Geometric Interpretation of Determinant of Transpose
Solution 1:
Write $A$ as a product of the form $E_1E_2\cdots E_kDF_1F_2\cdots F_\ell$, where each $E_i$ (resp. $F_j$) is an elementary matrix corresponding to row (resp. column) switching or row (resp. column) addition, and $D$ is a diagonal matrix. You are done if you can explain why
- $\det A=\det(E_1)\cdots\det(E_k)\det(D)\det(F_1)\cdots\det(F_\ell)$ and
- the determinant of each elementary matrix is equal to the determinant of its transpose.
But these are essentially what motivate the definition of determinant: we want to define the determinant as the volume of the parallelepiped generated by the columns of a matrix.
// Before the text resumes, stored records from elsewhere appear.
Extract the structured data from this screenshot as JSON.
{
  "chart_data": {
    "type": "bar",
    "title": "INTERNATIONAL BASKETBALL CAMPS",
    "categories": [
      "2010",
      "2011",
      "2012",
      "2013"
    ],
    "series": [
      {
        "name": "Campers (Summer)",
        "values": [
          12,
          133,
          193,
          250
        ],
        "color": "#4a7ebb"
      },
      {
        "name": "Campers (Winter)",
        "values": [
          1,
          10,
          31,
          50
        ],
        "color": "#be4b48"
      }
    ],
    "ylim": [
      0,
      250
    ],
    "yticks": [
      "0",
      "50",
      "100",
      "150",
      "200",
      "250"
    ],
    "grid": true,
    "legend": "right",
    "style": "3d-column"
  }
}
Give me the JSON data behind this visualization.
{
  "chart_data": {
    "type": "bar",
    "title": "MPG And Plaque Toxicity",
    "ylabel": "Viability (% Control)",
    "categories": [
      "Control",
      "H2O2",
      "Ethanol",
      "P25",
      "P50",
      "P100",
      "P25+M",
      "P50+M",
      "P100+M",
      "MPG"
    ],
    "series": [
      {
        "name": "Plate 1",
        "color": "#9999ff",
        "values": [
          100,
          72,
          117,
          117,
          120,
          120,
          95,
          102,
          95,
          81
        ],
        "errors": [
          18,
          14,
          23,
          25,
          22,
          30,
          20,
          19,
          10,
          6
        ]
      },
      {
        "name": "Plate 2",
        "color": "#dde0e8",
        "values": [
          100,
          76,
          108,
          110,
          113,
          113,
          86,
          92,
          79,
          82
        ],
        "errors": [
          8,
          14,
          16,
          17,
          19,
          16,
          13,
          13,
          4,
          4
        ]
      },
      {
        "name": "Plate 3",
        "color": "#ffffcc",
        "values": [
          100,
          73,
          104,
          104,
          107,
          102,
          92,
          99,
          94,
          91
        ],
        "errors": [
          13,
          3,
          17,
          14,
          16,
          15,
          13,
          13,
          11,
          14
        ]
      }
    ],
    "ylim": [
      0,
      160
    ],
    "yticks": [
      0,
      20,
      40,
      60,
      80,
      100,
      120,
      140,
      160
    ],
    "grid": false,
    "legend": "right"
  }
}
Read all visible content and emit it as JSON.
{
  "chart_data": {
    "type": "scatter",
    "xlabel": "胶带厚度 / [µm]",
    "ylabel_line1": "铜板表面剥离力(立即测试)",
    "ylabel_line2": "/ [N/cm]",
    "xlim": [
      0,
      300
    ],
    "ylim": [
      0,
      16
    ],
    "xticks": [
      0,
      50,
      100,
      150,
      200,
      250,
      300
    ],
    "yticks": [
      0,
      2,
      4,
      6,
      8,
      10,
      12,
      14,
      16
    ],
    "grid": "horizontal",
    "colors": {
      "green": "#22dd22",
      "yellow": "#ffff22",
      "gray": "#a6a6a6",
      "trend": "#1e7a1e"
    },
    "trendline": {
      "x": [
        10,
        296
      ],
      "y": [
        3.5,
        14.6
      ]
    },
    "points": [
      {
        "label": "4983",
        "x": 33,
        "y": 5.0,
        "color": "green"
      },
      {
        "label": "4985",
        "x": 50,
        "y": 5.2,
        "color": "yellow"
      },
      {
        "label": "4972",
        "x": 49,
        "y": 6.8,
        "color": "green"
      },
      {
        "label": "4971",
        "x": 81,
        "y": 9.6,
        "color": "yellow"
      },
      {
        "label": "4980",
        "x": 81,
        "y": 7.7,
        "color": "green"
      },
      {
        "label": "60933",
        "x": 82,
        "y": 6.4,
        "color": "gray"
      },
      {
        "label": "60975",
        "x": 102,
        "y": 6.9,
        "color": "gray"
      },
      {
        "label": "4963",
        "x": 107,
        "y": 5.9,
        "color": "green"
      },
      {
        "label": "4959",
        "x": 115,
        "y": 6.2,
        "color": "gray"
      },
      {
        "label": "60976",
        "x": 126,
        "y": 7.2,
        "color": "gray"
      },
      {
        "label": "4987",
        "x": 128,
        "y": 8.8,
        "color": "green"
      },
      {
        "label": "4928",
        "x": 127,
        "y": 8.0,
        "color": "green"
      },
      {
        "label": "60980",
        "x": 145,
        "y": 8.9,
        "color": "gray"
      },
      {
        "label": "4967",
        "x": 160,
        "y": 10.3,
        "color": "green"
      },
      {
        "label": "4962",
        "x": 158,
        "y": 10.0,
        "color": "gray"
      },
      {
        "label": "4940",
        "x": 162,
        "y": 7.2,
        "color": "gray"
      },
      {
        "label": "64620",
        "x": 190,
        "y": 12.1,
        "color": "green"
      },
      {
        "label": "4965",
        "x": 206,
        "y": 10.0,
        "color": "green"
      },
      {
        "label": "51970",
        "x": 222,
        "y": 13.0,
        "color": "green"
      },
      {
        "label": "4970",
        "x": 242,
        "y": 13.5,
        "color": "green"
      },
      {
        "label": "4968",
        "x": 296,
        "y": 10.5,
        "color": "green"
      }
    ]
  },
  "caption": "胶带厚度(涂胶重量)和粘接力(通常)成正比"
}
Shears do not change the volume (thus the determinant of an elementary matrix for row/column addition is $1$) and scaling in one direction changes the volume in the same proportion (thus $\det D$ is the product of $D$'s diagonal entries). Since we want to define the volume as zero in the degenerate case, it follows that together with the previous two requirements, the volume must be signed and by flipping two columns, the sign flips too (thus the determinant of an elementary matrix for row/column switching is $-1$).
Solution 2:
To prove that the two (generalized) volumes are equal is going to require some algebra -- I don't see a way around that (because the transpose is defined algebraically). This proof doesn't require the use of matrices or characteristic equations or anything, though. I just use a geometric definition of the determinant and then an algebraic formula relating a linear transformation to its adjoint (transpose).
Consider this as the geometric definition of the determinant. If $I$ is the unit $n$-cube in $\Bbb R^n$, then we can define the determinant of a linear transformation $T$ as $$\underline T(I)=\det(T)I$$ This formula tells us that the transformation $\underline T$ just scales the unit $n$-cube by its determinant.
For vectors, you might recognize that the adjoint (transpose), $\overline T$, of a linear transformation, $T$, is given by $$T(v)\cdot w = v\cdot \overline T(w)$$ However, $I$ is not really a vector, it's an object called an $n$-blade or $n$-vector. So we have to use the modified formula $$\langle\underline T(A)B\rangle = \langle A\overline T(B)\rangle$$ where $\langle M\rangle$ returns the scalar part of the multivector $M$.
So for us, it becomes $\langle\underline T(I)I\rangle = \langle I\overline T(I)\rangle$. On the LHS, we get $$\langle\underline T(I)I\rangle = \langle \det(T)I^2\rangle = \det(T)I^2$$ And on the RHS, we get $$\langle I\overline T(I)\rangle = \langle \det(\overline T)I^2\rangle = \det(\overline T)I^2$$ Therefore $$\det(T) = \det(\overline T)\ \ \ \ \square$$